Currently recorded cricket stats are the highest level of record, in that they give descriptions most removed from the actual game. At a lower level, closer to the game, is detailed ball-by-ball tracking data, which enables us to measure attempts like I’ve mentioned before. At an even lower level, we have a fundamental description of the physical dynamics of cricket: biomechanical data. Recorded data tells you what happened, tracking data tells you how it happened on the pitch, but biomechanical data goes a step further to describe what the player did to make it happen on the pitch. Analysing and using biomechanical data is your best bet to increase the efficacy of players at executing specific skills. And that’s why I feel it’s the next step in cricket data.

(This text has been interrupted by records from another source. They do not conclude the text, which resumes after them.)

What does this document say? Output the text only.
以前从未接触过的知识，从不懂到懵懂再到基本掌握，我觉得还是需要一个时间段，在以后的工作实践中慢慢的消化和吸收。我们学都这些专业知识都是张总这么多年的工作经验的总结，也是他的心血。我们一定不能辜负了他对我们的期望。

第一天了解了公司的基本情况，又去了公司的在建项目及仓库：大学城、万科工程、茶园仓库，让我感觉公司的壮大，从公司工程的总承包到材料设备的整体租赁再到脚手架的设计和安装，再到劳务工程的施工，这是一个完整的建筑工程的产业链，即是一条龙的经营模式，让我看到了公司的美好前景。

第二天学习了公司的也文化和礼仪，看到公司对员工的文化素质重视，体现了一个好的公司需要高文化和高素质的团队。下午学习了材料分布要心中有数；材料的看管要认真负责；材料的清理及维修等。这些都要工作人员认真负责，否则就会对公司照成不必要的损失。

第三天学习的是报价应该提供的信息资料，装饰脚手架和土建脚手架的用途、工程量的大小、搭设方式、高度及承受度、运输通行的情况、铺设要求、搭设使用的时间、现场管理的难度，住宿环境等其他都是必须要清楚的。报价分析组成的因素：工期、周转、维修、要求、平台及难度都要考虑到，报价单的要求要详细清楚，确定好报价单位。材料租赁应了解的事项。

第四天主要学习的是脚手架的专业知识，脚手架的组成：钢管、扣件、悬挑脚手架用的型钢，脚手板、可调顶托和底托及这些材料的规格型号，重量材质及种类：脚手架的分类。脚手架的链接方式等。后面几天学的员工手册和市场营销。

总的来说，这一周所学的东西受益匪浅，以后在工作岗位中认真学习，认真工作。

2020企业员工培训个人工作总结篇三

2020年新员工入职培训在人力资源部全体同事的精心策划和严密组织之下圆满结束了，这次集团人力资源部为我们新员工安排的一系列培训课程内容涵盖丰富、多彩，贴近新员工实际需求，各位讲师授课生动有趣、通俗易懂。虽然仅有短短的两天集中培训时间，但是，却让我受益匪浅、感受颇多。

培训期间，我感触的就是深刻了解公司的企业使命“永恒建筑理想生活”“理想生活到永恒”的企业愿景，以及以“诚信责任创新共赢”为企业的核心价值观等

The current times have seen an uptick in hobbyists doing great video analyses online. In addition, cricket Twitter has been abuzz with talk of biomechanics, of both fast bowling and hitting. While the footage available to common fans has been used brilliantly by amateur analysts, teams should be looking to extract a wealth of data from nets and practice sessions. Imagine installing markers on a batter and making them hit a certain shot 200 times against a certain kind of delivery. Then, combining this with biomechanical research on optimising the body’s dynamics for the best power hitting to make precise modifications to the batter’s movements. Some will say this robs the game of romance, but I say it will make for better cricket in the long run. In the next decade, high-res video cameras, tracking technology and increased research will act in concert to make biomechanical / detailed video analysis the centre of cricket analytics. This is of course going to be in addition to better models for measuring performance using just numbers, which should move in the direction of measuring attempts.